Let front overlap hack at bottom, half difference between chest and seat, say ¾ inch.
Take out 1 inch fish, 6 inches from sideseam and terminate it 4 inches below waist. This may be omitted if a loose fit is desired.
Measure up waist to measure plus 2 to 2½ inches.
Add on 1¼ button stand down front.
Drop front ¾ at bottom, and complete as shown.
F to V is one-twelfth breast less ½ inch.
V to I the same as F to V. This latter may be varied to taste, as the outline of the lapel is fixed by the shape of the front of neck at I and beyond.
Hip pockets 4 inches below waist, size 6 by 2 .
Ticket pocket on waist line 3½ by 1¾.
For sleeve see Diagram 89. page 75.
D. B. REEFER.
Diagram 66.
The leading points of the Reefer are found in exactly the same way as for the Lounge.
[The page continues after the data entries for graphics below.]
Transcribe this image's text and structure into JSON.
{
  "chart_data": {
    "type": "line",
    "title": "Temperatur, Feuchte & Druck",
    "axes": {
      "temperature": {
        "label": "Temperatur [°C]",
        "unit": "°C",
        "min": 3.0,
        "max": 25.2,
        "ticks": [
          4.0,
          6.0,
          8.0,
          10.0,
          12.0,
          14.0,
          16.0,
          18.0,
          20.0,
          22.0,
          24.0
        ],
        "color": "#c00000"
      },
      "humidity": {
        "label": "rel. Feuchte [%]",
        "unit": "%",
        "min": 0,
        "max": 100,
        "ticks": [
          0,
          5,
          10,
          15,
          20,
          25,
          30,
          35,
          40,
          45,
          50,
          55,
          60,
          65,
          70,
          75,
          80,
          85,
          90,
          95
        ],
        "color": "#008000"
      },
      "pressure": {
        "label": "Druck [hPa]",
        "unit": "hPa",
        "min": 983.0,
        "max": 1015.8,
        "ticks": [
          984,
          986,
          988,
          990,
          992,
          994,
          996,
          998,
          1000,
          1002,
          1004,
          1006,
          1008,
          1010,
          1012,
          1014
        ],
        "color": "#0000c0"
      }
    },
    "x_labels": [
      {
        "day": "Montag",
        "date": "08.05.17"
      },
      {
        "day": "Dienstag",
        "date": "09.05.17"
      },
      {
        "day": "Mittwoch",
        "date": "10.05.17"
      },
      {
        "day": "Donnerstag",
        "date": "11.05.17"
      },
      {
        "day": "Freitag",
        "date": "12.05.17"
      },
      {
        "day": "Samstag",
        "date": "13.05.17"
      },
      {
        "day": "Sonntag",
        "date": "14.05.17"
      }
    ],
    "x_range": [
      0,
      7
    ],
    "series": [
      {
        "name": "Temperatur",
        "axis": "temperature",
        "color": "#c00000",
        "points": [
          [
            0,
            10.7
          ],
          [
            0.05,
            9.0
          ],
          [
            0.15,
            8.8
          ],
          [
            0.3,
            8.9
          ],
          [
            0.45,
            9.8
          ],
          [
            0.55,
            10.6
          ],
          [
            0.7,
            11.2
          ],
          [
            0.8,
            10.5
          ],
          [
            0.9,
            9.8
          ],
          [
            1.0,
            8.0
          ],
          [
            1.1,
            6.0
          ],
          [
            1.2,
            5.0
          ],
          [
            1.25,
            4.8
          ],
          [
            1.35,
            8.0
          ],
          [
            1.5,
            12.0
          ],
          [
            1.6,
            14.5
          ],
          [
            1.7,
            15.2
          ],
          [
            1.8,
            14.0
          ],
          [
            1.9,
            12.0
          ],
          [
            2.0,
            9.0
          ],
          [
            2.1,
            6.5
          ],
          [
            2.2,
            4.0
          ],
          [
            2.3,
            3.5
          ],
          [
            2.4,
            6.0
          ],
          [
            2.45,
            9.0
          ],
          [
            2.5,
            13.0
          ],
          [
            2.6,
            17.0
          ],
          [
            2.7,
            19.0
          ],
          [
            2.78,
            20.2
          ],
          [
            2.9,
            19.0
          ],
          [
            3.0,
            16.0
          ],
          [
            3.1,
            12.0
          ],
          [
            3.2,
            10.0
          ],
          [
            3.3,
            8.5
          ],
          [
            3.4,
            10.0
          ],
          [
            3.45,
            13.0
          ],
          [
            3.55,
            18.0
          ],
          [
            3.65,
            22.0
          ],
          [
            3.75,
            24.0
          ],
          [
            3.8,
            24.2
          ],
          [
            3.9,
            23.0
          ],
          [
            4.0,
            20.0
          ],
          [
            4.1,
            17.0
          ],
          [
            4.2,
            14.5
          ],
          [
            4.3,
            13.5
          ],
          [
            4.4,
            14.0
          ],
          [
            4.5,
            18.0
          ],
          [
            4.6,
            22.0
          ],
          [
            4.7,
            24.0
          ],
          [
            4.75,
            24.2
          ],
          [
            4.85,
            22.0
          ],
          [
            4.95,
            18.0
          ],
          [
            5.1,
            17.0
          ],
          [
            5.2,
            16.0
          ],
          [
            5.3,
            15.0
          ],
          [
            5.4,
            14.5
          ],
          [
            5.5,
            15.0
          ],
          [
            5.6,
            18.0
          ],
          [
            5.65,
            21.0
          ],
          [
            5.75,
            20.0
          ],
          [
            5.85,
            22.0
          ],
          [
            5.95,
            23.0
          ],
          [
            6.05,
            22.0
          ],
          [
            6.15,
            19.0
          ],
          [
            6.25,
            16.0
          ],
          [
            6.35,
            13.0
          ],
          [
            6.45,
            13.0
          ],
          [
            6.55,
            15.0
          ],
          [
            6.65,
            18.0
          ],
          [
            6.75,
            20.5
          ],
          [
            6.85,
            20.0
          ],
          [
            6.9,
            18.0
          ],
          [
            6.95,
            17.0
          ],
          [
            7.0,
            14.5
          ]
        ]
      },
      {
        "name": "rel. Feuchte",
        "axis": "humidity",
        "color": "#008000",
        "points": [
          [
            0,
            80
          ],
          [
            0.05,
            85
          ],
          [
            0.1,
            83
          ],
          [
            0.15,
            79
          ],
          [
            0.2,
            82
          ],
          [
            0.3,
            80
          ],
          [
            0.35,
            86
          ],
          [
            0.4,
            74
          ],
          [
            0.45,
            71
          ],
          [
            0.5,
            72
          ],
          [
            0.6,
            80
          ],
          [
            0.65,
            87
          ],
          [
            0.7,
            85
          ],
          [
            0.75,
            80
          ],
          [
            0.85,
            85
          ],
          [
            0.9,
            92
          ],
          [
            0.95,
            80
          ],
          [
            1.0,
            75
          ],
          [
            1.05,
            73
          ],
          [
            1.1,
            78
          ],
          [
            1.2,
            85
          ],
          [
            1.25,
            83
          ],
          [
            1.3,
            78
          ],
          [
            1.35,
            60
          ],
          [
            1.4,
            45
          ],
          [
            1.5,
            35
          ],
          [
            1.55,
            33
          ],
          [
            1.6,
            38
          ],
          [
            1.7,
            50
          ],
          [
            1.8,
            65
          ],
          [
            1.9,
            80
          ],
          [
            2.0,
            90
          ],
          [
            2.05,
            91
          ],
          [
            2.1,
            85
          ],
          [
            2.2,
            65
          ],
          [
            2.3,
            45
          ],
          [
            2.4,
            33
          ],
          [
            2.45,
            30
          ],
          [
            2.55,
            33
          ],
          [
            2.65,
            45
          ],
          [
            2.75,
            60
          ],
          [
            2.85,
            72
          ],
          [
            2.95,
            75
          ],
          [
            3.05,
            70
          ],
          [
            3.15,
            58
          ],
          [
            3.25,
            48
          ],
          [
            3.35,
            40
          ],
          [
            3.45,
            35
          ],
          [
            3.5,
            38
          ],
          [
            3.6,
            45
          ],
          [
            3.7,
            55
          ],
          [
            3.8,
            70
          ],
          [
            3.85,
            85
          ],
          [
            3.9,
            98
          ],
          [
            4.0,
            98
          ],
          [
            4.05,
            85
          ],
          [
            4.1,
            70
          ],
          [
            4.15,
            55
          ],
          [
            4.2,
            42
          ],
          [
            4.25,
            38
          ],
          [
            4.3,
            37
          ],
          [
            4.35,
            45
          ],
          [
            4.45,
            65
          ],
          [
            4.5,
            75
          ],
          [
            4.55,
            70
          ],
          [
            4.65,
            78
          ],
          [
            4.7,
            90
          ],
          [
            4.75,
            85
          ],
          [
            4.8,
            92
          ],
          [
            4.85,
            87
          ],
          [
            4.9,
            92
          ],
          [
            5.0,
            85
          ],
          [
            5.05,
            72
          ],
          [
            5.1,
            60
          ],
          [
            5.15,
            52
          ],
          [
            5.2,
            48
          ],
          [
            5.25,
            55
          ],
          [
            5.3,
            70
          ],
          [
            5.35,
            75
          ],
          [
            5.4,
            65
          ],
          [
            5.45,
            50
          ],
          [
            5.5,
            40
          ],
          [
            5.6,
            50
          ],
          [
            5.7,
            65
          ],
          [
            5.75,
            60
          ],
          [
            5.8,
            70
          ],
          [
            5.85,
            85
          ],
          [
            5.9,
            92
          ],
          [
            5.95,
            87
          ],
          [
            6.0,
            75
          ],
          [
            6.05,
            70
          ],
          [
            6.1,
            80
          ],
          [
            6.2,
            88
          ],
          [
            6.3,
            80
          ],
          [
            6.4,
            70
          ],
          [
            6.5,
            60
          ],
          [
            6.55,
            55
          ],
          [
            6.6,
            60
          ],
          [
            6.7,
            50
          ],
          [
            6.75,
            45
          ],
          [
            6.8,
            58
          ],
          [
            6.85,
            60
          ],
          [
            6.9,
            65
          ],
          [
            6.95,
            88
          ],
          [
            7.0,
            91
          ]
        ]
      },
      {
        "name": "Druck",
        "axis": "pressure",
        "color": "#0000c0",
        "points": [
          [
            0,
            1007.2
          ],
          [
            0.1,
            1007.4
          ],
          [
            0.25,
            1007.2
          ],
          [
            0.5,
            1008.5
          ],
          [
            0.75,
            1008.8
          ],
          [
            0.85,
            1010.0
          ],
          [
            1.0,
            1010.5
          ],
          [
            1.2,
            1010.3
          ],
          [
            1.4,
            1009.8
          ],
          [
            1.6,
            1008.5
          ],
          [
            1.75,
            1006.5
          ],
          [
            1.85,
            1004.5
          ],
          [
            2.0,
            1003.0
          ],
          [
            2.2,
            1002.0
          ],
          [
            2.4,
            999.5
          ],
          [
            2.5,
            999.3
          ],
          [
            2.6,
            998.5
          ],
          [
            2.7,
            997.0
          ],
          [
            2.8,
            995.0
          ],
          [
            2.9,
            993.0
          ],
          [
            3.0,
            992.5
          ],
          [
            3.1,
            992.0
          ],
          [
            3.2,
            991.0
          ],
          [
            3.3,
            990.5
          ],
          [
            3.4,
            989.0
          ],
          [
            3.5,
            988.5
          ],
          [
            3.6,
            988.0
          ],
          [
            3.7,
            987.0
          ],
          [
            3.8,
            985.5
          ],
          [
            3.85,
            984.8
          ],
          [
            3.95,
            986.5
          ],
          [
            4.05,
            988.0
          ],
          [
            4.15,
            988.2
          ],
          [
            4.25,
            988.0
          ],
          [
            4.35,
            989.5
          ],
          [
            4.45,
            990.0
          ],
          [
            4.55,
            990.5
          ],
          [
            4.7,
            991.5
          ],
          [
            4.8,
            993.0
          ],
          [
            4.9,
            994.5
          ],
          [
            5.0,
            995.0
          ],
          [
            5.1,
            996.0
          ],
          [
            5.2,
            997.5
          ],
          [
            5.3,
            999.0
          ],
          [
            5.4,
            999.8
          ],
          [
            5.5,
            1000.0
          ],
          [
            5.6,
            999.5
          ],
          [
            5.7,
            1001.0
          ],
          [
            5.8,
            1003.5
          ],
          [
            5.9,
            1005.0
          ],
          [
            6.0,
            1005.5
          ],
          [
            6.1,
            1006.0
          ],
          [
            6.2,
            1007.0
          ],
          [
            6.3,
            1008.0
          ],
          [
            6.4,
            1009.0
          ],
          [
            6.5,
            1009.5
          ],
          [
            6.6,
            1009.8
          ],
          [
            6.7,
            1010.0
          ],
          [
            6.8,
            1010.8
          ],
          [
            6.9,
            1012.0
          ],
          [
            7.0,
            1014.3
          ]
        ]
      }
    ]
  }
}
The addition of 2½ inches to the front beyond the breast line, transforming the S. B. Lounge into the D. B. Reefer.
The fronts are usually finished square, and the lapels made pointed.
There is plenty of scope for the display of taste in the outline of lapel.
A V is sometimes taken out at I with advantage, but this is quite optional.
On this diagram I show the whole back, which is simply arranged by making 0, 28 the centre of back, and allowing ¼ inch less for making up.
The amount to allow over the breast, as from 9 to 20¼, is a matter to be decided by judgment rather than by any definite rule.
For close fits and thin material 2 inches will suffice.
For medium weight and a moderate amount of ease 2½ is better.
For very thick materials and easy fits allow 3 inches over half chest and follow the same course at waist.
The front of the flaps should he square to match the front of the Reefer.
For Heavy Reefers such as worn by navvies, working men, etc., allow more for making up, omit the fish and add at least 3 or 3½ beyond breast line for lapel.